En una época en la que las personas son a menudo figuras anónimas sin rostro porque no tienen a nadie a quien mirar, la poesía de san Juan Pablo II nos recuerda que existimos porque estamos relacionados. Al Papa Francisco le encanta subrayar esto refiriéndose al Evangelio de la vocación de Mateo: «Un día, como cualquier otro, mientras estaba sentado en la mesa de recaudación de impuestos, Jesús pasó y lo vio, se le acercó y le dijo: «Sígueme». Y se puso de pie, lo siguió. Jesús lo miró. ¡Qué fuerza de amor tenía la mirada de Jesús para mover a Mateo como lo hizo él! ¡Qué fuerza deben tener esos ojos para levantarlo! Jesús se detuvo, no pasó de largo, lo miró sin prisa, lo miró en paz. Lo miró con ojos de misericordia; lo miró como nadie lo había mirado antes. Y esa mirada le abrió el corazón, lo liberó, lo sanó, le dio esperanza, una nueva vida». (Homilía, Plaza de la Revolución, Holguín, Cuba, 21 Septiembre de 2015).
Esto es lo que hace que el cristiano sea una presencia en el mundo diferente de todos los demás, porque trae consigo el anuncio de que -sin saberlo- los hombres y mujeres de nuestro tiempo tienen más sed: Es entre nosotros Él quien es la esperanza de vida. Seremos «originales» si nuestro rostro es el espejo del rostro de Cristo resucitado. Y esto será posible si crecemos en la conciencia a la que Jesús invitó a sus discípulos, como en aquel tiempo después de enviarlos a la misión: «Los setenta y dos regresaron llenos de alegría» por los milagros que habían hecho; pero Jesús les dice: «Alegraos más bien porque vuestros nombres están escritos en el cielo» (cf. Lc 10,20-21). Este es el milagro de los milagros. Este es el origen de la alegría profunda que nada ni nadie puede quitarnos: nuestro nombre está escrito en el cielo, y no por nuestros méritos, sino por un don que cada uno de nosotros recibió por el Bautismo.
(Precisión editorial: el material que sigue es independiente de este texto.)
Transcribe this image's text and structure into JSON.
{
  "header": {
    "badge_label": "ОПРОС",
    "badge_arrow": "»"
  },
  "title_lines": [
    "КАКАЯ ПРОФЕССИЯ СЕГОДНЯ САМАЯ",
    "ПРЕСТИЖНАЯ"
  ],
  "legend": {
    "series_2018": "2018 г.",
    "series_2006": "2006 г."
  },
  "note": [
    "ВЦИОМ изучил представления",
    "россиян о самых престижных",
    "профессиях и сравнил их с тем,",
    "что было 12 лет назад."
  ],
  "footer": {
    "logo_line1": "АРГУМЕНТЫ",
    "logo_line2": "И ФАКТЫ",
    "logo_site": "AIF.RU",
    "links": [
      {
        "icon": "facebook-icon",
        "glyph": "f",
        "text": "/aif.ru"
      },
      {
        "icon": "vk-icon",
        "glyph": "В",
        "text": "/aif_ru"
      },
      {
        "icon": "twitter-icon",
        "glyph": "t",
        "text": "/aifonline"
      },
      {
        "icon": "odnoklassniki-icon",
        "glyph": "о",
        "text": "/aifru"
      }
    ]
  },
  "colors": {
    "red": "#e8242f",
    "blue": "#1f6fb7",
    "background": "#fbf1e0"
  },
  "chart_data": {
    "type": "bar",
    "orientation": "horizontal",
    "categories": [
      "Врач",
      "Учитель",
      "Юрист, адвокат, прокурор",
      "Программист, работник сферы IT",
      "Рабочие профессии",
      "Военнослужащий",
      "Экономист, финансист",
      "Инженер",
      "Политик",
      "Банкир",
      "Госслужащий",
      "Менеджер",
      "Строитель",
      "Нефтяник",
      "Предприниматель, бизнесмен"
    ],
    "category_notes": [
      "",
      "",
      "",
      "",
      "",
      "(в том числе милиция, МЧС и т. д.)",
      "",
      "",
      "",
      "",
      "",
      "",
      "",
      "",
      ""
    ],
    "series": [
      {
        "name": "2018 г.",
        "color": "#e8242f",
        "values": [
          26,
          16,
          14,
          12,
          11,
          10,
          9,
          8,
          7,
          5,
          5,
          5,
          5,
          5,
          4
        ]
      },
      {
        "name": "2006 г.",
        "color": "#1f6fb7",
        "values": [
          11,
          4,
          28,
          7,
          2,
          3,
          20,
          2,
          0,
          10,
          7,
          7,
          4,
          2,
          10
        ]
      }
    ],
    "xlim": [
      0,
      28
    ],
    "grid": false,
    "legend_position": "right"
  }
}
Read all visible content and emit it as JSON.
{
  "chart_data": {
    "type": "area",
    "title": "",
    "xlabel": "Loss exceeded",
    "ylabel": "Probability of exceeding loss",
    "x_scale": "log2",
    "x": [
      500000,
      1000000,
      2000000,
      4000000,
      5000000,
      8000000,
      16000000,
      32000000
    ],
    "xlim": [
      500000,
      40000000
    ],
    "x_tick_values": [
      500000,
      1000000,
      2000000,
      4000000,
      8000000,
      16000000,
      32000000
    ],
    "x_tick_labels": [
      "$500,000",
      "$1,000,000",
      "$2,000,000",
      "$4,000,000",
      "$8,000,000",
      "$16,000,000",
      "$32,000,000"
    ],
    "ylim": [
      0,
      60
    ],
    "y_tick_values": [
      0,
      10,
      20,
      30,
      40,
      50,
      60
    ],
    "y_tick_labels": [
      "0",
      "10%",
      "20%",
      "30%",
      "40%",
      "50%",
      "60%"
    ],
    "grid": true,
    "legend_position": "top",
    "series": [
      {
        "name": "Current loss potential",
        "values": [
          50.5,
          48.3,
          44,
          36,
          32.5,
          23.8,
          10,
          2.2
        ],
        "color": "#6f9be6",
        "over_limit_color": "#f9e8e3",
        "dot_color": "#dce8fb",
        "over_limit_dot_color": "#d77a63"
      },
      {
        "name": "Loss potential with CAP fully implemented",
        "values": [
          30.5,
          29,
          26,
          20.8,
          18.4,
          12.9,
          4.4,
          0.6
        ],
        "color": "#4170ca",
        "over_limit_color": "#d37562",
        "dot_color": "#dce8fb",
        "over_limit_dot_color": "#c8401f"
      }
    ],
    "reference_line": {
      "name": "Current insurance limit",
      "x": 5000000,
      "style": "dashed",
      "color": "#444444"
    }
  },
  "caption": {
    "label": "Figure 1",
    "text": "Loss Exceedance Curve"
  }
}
Un regalo que estamos llamados a compartir con todos, sin excluir a nadie. Esto significa ser un discípulo misionero.
El Santo Padre Francisco espera que el Encuentro sea siempre un lugar acogedor, donde la gente pueda «fijar rostros», experimentando su propia identidad inconfundible. Es la manera más bella de celebrar este aniversario, mirando hacia adelante sin nostalgia ni miedo, siempre sostenida por la presencia de Jesús, inmerso en su cuerpo que es la Iglesia. La memoria agradecida de estas cuatro décadas de duro trabajo y de creativa obra apostólica pueden suscitar nuevas energías, para el testimonio de fe abierto a los vastos horizontes de la emergencia contemporánea.
Su Santidad invoca la protección maternal de la Virgen María y envía de corazón la bendición apostólica a Vuestra Excelencia y a toda la comunidad de la Asamblea.
Añado mi deseo personal y el aprovecho la circunstancia para confirmar mis respetos.